I became a Christian when I was 13. It through a friend at school who had invited me to a lunchtime club run by the biology teacher. She had set up a Christian club and I became part of it.
I wasn’t made to go church as a child but my parents weren’t that bothered when I said I wanted my own bible and started to go to church each week. It seemed a normal thing to do and felt I was part of something good.
I felt that I mattered and that was the key to understanding why I got so involved. I felt I could be myself. The joker who made people laugh. I was desperate to learn new things. I got involved in a local church youth club and soon after became friends with some people who I would consider my best friends today.
Soon I became interested in drama and music. Desperate to learn the piano and guitar although my parents refused to get me lessons when I had asked.
Underlying all of this was my sexuality. I know from my teenage years who and what I was. I didn’t go through years and years of trying to discover if I was gay or not. I was gay at that was it.
So after a while came the clash of religion and my sexuality. I would often sit and hear preachers saying that being gay was wrong. I spent time repressing these sexual urges trying to numb them or ignore them thinking that they might fade away.

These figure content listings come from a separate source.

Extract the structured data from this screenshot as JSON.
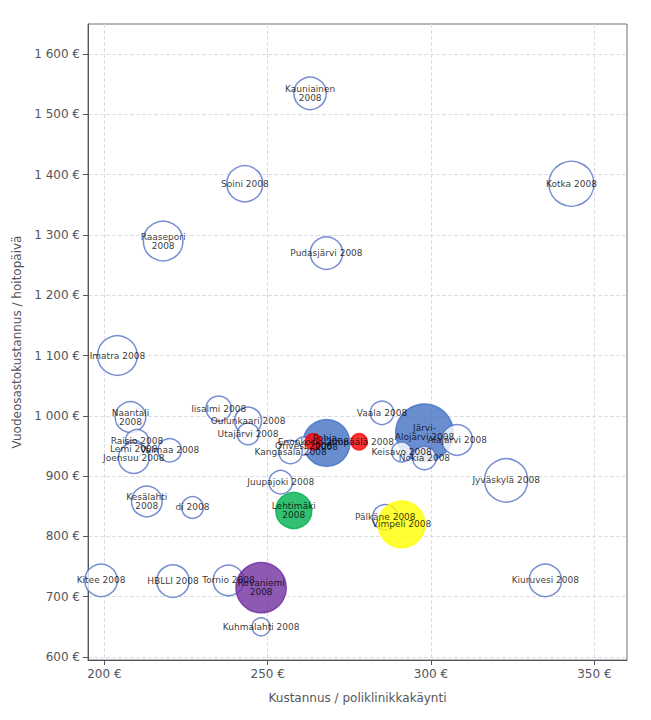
{
  "chart_data": {
    "type": "scatter",
    "xlabel": "Kustannus / poliklinikkakäynti",
    "ylabel": "Vuodeosastokustannus / hoitopäivä",
    "xlim": [
      195,
      360
    ],
    "ylim": [
      595,
      1650
    ],
    "xticks": [
      {
        "value": 200,
        "label": "200 €"
      },
      {
        "value": 250,
        "label": "250 €"
      },
      {
        "value": 300,
        "label": "300 €"
      },
      {
        "value": 350,
        "label": "350 €"
      }
    ],
    "yticks": [
      {
        "value": 600,
        "label": "600 €"
      },
      {
        "value": 700,
        "label": "700 €"
      },
      {
        "value": 800,
        "label": "800 €"
      },
      {
        "value": 900,
        "label": "900 €"
      },
      {
        "value": 1000,
        "label": "1 000 €"
      },
      {
        "value": 1100,
        "label": "1 100 €"
      },
      {
        "value": 1200,
        "label": "1 200 €"
      },
      {
        "value": 1300,
        "label": "1 300 €"
      },
      {
        "value": 1400,
        "label": "1 400 €"
      },
      {
        "value": 1500,
        "label": "1 500 €"
      },
      {
        "value": 1600,
        "label": "1 600 €"
      }
    ],
    "grid": true,
    "names": [
      "Kauniainen\n2008",
      "Kotka 2008",
      "Soini 2008",
      "Raasepori\n2008",
      "Pudasjärvi 2008",
      "Imatra 2008",
      "Iisalmi 2008",
      "Naantali\n2008",
      "Oulunkaari 2008",
      "Vaala 2008",
      "Järvi-\nAlojärvi 2008",
      "Raisio 2008",
      "Utajärvi 2008",
      "Pohja-\n2008",
      "Alajärvi 2008",
      "Lemi 2008",
      "Valmaa 2008",
      "Joensuu 2008",
      "Orivesi 2008",
      "Kangasala 2008",
      "Enonkoski 2008",
      "Lempäälä 2008",
      "Keisavo 2008",
      "Nokia 2008",
      "Jyväskylä 2008",
      "Kesälahti\n2008",
      "di 2008",
      "Juupajoki 2008",
      "Lehtimäki\n2008",
      "Pälkäne 2008",
      "Vimpeli 2008",
      "Kitee 2008",
      "HBLLI 2008",
      "Tornio 2008",
      "Rovaniemi\n2008",
      "Kiuruvesi 2008",
      "Kuhmalahti 2008"
    ],
    "x": [
      263,
      343,
      243,
      218,
      268,
      204,
      235,
      208,
      244,
      285,
      298,
      210,
      244,
      268,
      308,
      209,
      220,
      209,
      261,
      257,
      264,
      278,
      291,
      298,
      323,
      213,
      227,
      254,
      258,
      286,
      291,
      199,
      221,
      238,
      248,
      335,
      248
    ],
    "values": [
      1535,
      1385,
      1385,
      1290,
      1270,
      1100,
      1012,
      998,
      992,
      1005,
      972,
      958,
      970,
      955,
      960,
      945,
      943,
      930,
      950,
      940,
      957,
      957,
      940,
      930,
      893,
      858,
      848,
      890,
      843,
      832,
      820,
      727,
      726,
      727,
      715,
      727,
      650
    ],
    "sizes": [
      18,
      25,
      20,
      22,
      18,
      22,
      14,
      17,
      15,
      13,
      32,
      13,
      12,
      26,
      17,
      10,
      13,
      17,
      10,
      13,
      9,
      9,
      11,
      13,
      24,
      17,
      12,
      13,
      20,
      14,
      26,
      18,
      18,
      17,
      28,
      18,
      10
    ],
    "colors": [
      "#ffffff",
      "#ffffff",
      "#ffffff",
      "#ffffff",
      "#ffffff",
      "#ffffff",
      "#ffffff",
      "#ffffff",
      "#ffffff",
      "#ffffff",
      "#4472c4",
      "#ffffff",
      "#ffffff",
      "#4472c4",
      "#ffffff",
      "#ffffff",
      "#ffffff",
      "#ffffff",
      "#ffffff",
      "#ffffff",
      "#ff0000",
      "#ff0000",
      "#ffffff",
      "#ffffff",
      "#ffffff",
      "#ffffff",
      "#ffffff",
      "#ffffff",
      "#00b050",
      "#ffffff",
      "#ffff00",
      "#ffffff",
      "#ffffff",
      "#ffffff",
      "#7030a0",
      "#ffffff",
      "#ffffff"
    ]
  }
}
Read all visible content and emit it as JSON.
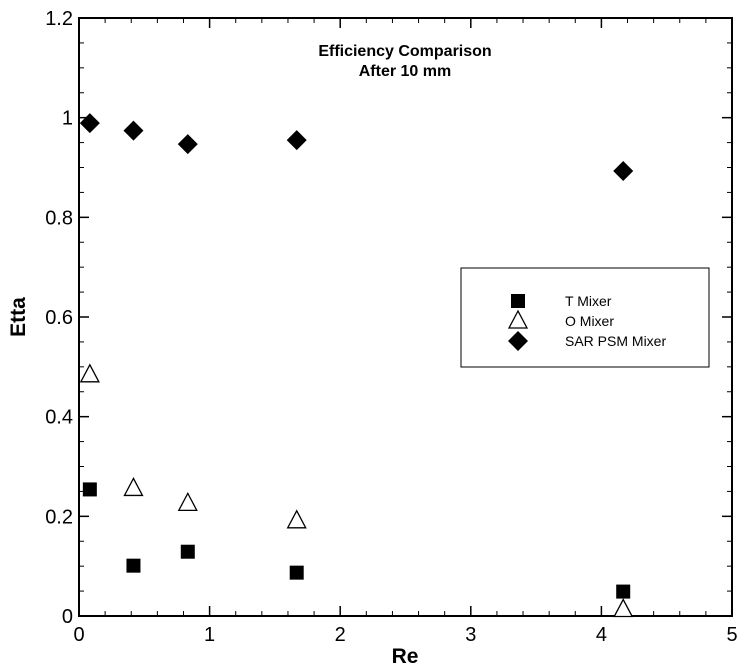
{
  "chart_data": {
    "type": "scatter",
    "title": "Efficiency Comparison",
    "subtitle": "After 10 mm",
    "xlabel": "Re",
    "ylabel": "Etta",
    "xlim": [
      0,
      5
    ],
    "ylim": [
      0,
      1.2
    ],
    "x_ticks": [
      "0",
      "1",
      "2",
      "3",
      "4",
      "5"
    ],
    "y_ticks": [
      "0",
      "0.2",
      "0.4",
      "0.6",
      "0.8",
      "1",
      "1.2"
    ],
    "grid": false,
    "legend_position": "right",
    "series": [
      {
        "name": "T Mixer",
        "marker": "filled-square",
        "color": "#000000",
        "points": [
          {
            "x": 0.083,
            "y": 0.254
          },
          {
            "x": 0.417,
            "y": 0.101
          },
          {
            "x": 0.833,
            "y": 0.129
          },
          {
            "x": 1.667,
            "y": 0.087
          },
          {
            "x": 4.167,
            "y": 0.049
          }
        ]
      },
      {
        "name": "O Mixer",
        "marker": "open-triangle",
        "color": "#000000",
        "points": [
          {
            "x": 0.083,
            "y": 0.484
          },
          {
            "x": 0.417,
            "y": 0.256
          },
          {
            "x": 0.833,
            "y": 0.226
          },
          {
            "x": 1.667,
            "y": 0.191
          },
          {
            "x": 4.167,
            "y": 0.013
          }
        ]
      },
      {
        "name": "SAR PSM Mixer",
        "marker": "filled-diamond",
        "color": "#000000",
        "points": [
          {
            "x": 0.083,
            "y": 0.989
          },
          {
            "x": 0.417,
            "y": 0.974
          },
          {
            "x": 0.833,
            "y": 0.947
          },
          {
            "x": 1.667,
            "y": 0.955
          },
          {
            "x": 4.167,
            "y": 0.893
          }
        ]
      }
    ]
  }
}
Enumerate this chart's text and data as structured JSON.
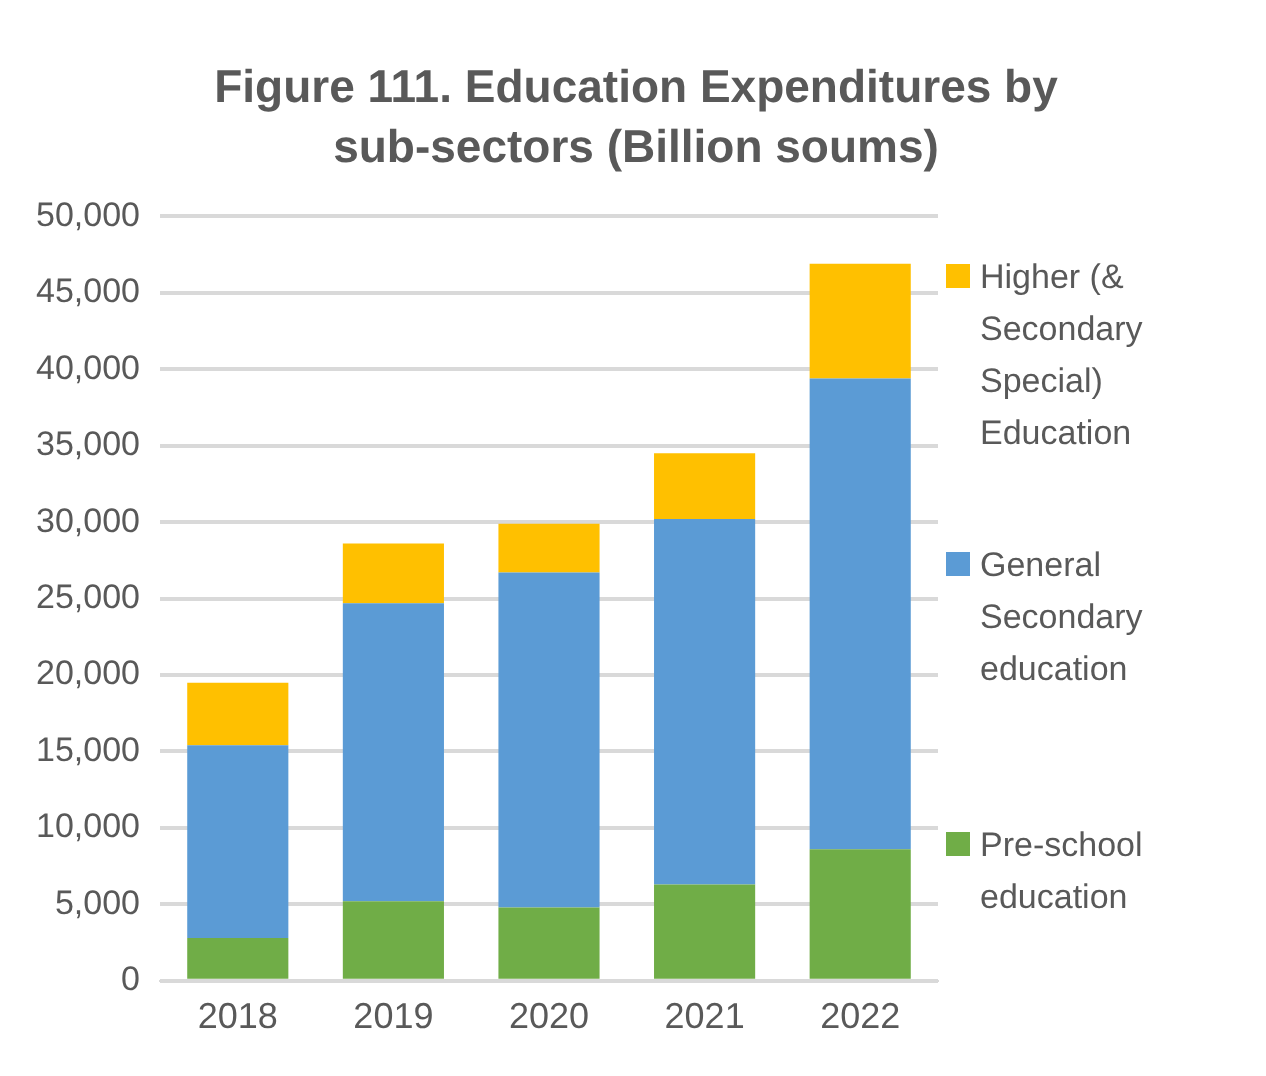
{
  "chart_data": {
    "type": "bar",
    "title": "Figure 111. Education Expenditures by sub-sectors (Billion soums)",
    "categories": [
      "2018",
      "2019",
      "2020",
      "2021",
      "2022"
    ],
    "series": [
      {
        "name": "Pre-school education",
        "color": "#70ad47",
        "values": [
          2800,
          5200,
          4800,
          6300,
          8600
        ]
      },
      {
        "name": "General Secondary education",
        "color": "#5b9bd5",
        "values": [
          12600,
          19500,
          21900,
          23900,
          30800
        ]
      },
      {
        "name": "Higher (& Secondary Special) Education",
        "color": "#ffc000",
        "values": [
          4100,
          3900,
          3200,
          4300,
          7500
        ]
      }
    ],
    "stacked": true,
    "ylim": [
      0,
      50000
    ],
    "yticks": [
      0,
      {
        "value": 5000,
        "label": "5,000"
      },
      {
        "value": 10000,
        "label": "10,000"
      },
      {
        "value": 15000,
        "label": "15,000"
      },
      {
        "value": 20000,
        "label": "20,000"
      },
      {
        "value": 25000,
        "label": "25,000"
      },
      {
        "value": 30000,
        "label": "30,000"
      },
      {
        "value": 35000,
        "label": "35,000"
      },
      {
        "value": 40000,
        "label": "40,000"
      },
      {
        "value": 45000,
        "label": "45,000"
      },
      {
        "value": 50000,
        "label": "50,000"
      }
    ],
    "grid": "y",
    "legend": "right"
  }
}
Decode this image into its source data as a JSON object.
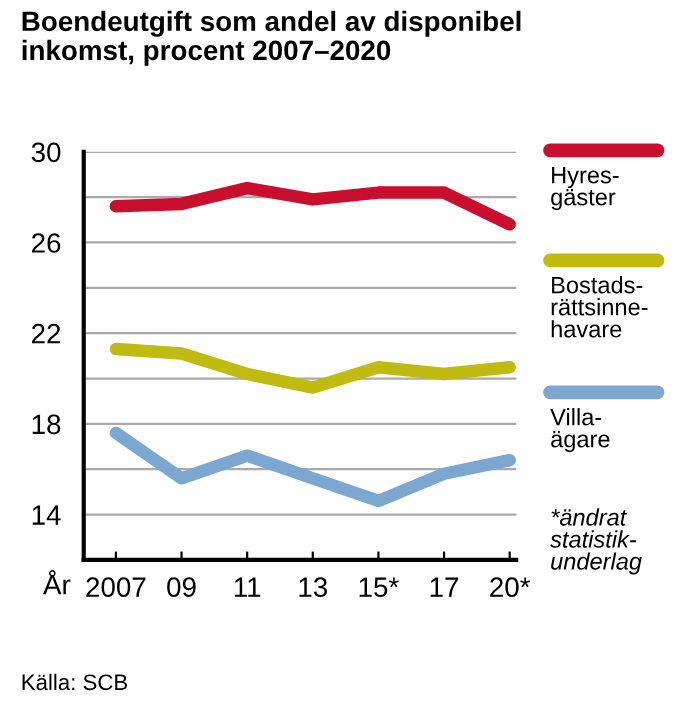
{
  "chart_data": {
    "type": "line",
    "title": "Boendeutgift som andel av disponibel\ninkomst, procent 2007–2020",
    "xlabel": "År",
    "categories": [
      "2007",
      "09",
      "11",
      "13",
      "15*",
      "17",
      "20*"
    ],
    "series": [
      {
        "name": "Hyres-\ngäster",
        "color": "#c8102e",
        "values": [
          27.6,
          27.7,
          28.4,
          27.9,
          28.2,
          28.2,
          26.8
        ]
      },
      {
        "name": "Bostads-\nrättsinne-\nhavare",
        "color": "#bfbb11",
        "values": [
          21.3,
          21.1,
          20.2,
          19.6,
          20.5,
          20.2,
          20.5
        ]
      },
      {
        "name": "Villa-\nägare",
        "color": "#7ba7d0",
        "values": [
          17.6,
          15.6,
          16.6,
          15.6,
          14.6,
          15.8,
          16.4
        ]
      }
    ],
    "ylim": [
      12,
      30
    ],
    "yticks": [
      {
        "value": 14,
        "label": "14"
      },
      {
        "value": 16,
        "label": null
      },
      18,
      {
        "value": 20,
        "label": null
      },
      22,
      {
        "value": 24,
        "label": null
      },
      26,
      {
        "value": 28,
        "label": null
      },
      30
    ],
    "grid": "y",
    "legend": "right",
    "marker": "none",
    "line_style": "solid",
    "annotations": [
      "*ändrat\nstatistik-\nunderlag",
      "Källa: SCB"
    ]
  }
}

I spent some time studying for theological training and often heard within this college that homosexuality was caused by a particularly nasty demon and the only what to get rid of this was to go through an exorcism.
You can only imagine what this did to myself esteem as well as growing up in the 80s when the fear of AIDS lurked around and was always mentioned when someone came out. If you were gay you had AIDS.
I had been prayed for many times but my sexuality didn’t go away. I wasn’t interested in girls in that way at all. I tried to see what it was like to have a girlfriend but it didn’t work out.
After spending years in the closet it was only till the age of 23 did I decide to tell my friends about it. They said “they knew anyway” which didn’t really help the internal torment I had suffered for ten years. I just didn’t know how they would react. I was okay with who I was but would they be?
So the ruling last Friday for people of any gender to be able to marry in the USA was a great step towards equality. It doesn’t necessarily mean that tolerance and understand will follow as well. As often has been said there is still a lot of work to do.
I left Christianity behind in the 90s and it was one of the best things I ever did. I no longer had to repress thoughts and feel I was restricted to rules and regulations.